Ao longo da história do pensamento da humanidade, muito tempo depois do que o autor chama de a “morte de deus” (refere-se ao período Nietzschiano), o homem começa a entender que o melhor da vida, ou o caminho para se atingir uma vida boa, não é depois, mas agora; não está fora do homem, mas nele mesmo. Só ele tem condições de tornar a sua vida o melhor possível, já que o melhor da sua existência não se revela depois, mas neste momento, enquanto se existe! O melhor da sua vida não está fora, mas no próprio indivíduo. Mais do que a morte de deus, é a desnecessidade da transcendência e, vimos aqui, a valorização da filosofia transcendental, do idealismo alemão, muito mais do período kantiano. O homem deve conhecer as suas potencialidades (o autor não usa esse termo) e discernir as melhores escolhas para ter uma vida boa ou bem sucedida de acordo com suas características. Mesmo abandonando o conceito de vida boa do homem antigo, a transcendência, podemos, mesmo assim, reportarmo-nos à sabedoria daquele povo, com esse novo entendimento de vida bem sucedida, lembrando-nos do oráculo de Delfos: “Conhece-te a ti mesmo!”

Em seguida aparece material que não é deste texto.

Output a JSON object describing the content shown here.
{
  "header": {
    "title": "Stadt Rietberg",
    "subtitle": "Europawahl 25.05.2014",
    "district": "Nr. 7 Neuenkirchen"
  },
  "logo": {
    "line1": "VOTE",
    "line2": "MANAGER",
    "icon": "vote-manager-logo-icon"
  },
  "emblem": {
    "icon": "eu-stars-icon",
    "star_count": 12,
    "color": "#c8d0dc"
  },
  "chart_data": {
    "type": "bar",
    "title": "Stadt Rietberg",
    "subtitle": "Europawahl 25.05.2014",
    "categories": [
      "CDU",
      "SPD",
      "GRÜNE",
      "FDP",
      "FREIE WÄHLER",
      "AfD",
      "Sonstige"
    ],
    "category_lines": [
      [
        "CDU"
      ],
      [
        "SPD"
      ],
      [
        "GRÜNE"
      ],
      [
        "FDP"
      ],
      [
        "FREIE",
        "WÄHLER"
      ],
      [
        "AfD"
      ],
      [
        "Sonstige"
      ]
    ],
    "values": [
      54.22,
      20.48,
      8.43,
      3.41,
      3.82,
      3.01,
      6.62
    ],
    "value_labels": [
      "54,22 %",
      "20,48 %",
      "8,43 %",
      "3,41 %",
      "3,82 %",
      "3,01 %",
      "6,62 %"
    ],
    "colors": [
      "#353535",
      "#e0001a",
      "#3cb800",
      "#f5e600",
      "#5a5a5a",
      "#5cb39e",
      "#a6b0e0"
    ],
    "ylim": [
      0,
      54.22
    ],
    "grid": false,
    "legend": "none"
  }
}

Todas as partes da obra são essenciais para se entender a pergunta que norteia o livro e as possíveis respostas. Mas Ferry deixa para redigir de forma objetiva sobre a pergunta “o que é uma vida bem-sucedida?” no último capitulo da sua produção, quando responde: “Talvez simplesmente uma vida que prende aos olhos dos homens algo dessa grandeza e dessa luz da qual se refere Hugo [refere-se a um poema de Hugo que fala da grandeza do velho em relação ao tempo, da sua visão geral sobre a história e de como isso se revela uma luz]. Frágil felicidade? Provavelmente. Ela parecerá pouca em comparação com as promessas da religião, mas muita, em minha opinião, em relação às exigências do humanismo.” (p. 350).